Techniker mussten sich viel einfallen lassen
Technisch wurde viel Neuland betreten. So musste die Carl Flohr AG den Fahrstuhl nach der Eröffnung noch beschleunigen, weil den Berlinern das ursprüngliche Tempo von 1,5 Meter pro Sekunde zu langsam war. Der heutige Aufzug mit gläsernen Wänden schafft es in 33 Sekunden bis ganz nach oben. Auch die Versorgung des Restaurants mit Gas, Wasser, Strom und Wärme warf Probleme auf. Früher konnten die Wasserwerke nur bis in etwa 40 Meter Höhe liefern, für mehr reichte der Rohrdruck nicht. Im Turmhaus mussten zusätzliche Pumpen aufgestellt werden.
1927 war unten eine kleine Grünanlage entstanden, die 1932 zum Sommergarten ausgebaut wurde. Der Funkturm diente auch als Leuchtturm für Flugzeuge. Ein 3000-Watt-Scheinwerfer drehte sich 25 Mal pro Minute und war 60 Kilometer weit zu sehen. Und eine „Wanderschrift-Anlage“ mit 4000 Glühbirnen zeigte Leuchtreklame. 1929 strahlte der Sender Witzleben über die damalige Antenne eines der weltweit ersten Fernsehsignale aus.

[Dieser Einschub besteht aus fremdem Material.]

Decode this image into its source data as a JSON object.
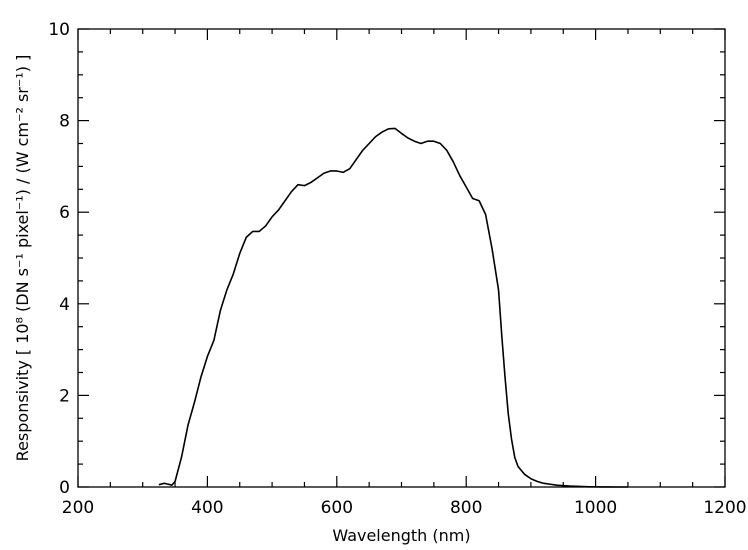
{
  "chart_data": {
    "type": "line",
    "title": "",
    "xlabel": "Wavelength (nm)",
    "ylabel": "Responsivity [ 10⁸ (DN s⁻¹ pixel⁻¹) / (W cm⁻² sr⁻¹) ]",
    "xlim": [
      200,
      1200
    ],
    "ylim": [
      0,
      10
    ],
    "x_ticks": [
      200,
      400,
      600,
      800,
      1000,
      1200
    ],
    "y_ticks": [
      0,
      2,
      4,
      6,
      8,
      10
    ],
    "x_tick_labels": [
      "200",
      "400",
      "600",
      "800",
      "1000",
      "1200"
    ],
    "y_tick_labels": [
      "0",
      "2",
      "4",
      "6",
      "8",
      "10"
    ],
    "grid": false,
    "legend": "none",
    "series": [
      {
        "color": "#000000",
        "x": [
          325,
          333,
          340,
          345,
          350,
          360,
          370,
          380,
          390,
          400,
          410,
          420,
          430,
          440,
          450,
          460,
          470,
          480,
          490,
          500,
          510,
          520,
          530,
          540,
          550,
          560,
          570,
          580,
          590,
          600,
          610,
          620,
          630,
          640,
          650,
          660,
          670,
          680,
          690,
          700,
          710,
          720,
          730,
          740,
          750,
          760,
          770,
          780,
          790,
          800,
          810,
          820,
          830,
          840,
          850,
          855,
          860,
          865,
          870,
          875,
          880,
          890,
          900,
          910,
          920,
          930,
          940,
          950,
          960,
          970,
          980,
          990,
          1000,
          1010,
          1020,
          1030,
          1040,
          1050
        ],
        "y": [
          0.05,
          0.08,
          0.06,
          0.04,
          0.12,
          0.65,
          1.35,
          1.85,
          2.4,
          2.85,
          3.2,
          3.85,
          4.3,
          4.65,
          5.1,
          5.45,
          5.58,
          5.58,
          5.7,
          5.9,
          6.05,
          6.25,
          6.45,
          6.6,
          6.58,
          6.65,
          6.75,
          6.85,
          6.9,
          6.9,
          6.87,
          6.95,
          7.15,
          7.35,
          7.5,
          7.65,
          7.75,
          7.82,
          7.83,
          7.72,
          7.62,
          7.55,
          7.5,
          7.55,
          7.55,
          7.5,
          7.35,
          7.1,
          6.8,
          6.55,
          6.3,
          6.25,
          5.95,
          5.2,
          4.3,
          3.3,
          2.4,
          1.6,
          1.05,
          0.65,
          0.45,
          0.28,
          0.18,
          0.12,
          0.08,
          0.06,
          0.04,
          0.03,
          0.02,
          0.015,
          0.01,
          0.005,
          0.003,
          0.002,
          0.001,
          0.0,
          0.0,
          0.0
        ]
      }
    ]
  }
}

Doch 1935 brach ein Großfeuer in der benachbarten Funkhalle aus, vernichtete Sendetechnik und zerstörte große Teile des Turmrestaurants sowie die Lichtreklame. Im Zweiten Weltkrieg traf eine Granate eine Hauptstrebe des Turms, der so nur noch auf drei Stahlbeinen stand. Kurzzeitig „tauchte das böse Wort vom Abriss auf“, heißt es in dem Buch.
Sagt noch jemand „Langer Lulatsch“?
Während der Berlin-Blockade gab es 1948 bis 1949 oben noch einmal ein Leuchtfeuer, das Luftbrückenpiloten den Weg zum Flughafen Tempelhof wies.
Im Restaurant mit der berühmten Aussicht haben auch viele Paare ihre Hochzeit gefeiert. Dazu gehörten Prominente wie Ernst Reuter und seine zweite Frau Hanna. Wann und vom wem der Turm seinen Spitznamen „Langer Lulatsch“ erhielt, konnte Jürgen Dobberke übrigens nicht mehr nachvollziehen. Heute spricht kaum noch jemand vom „Langen Lulatsch“.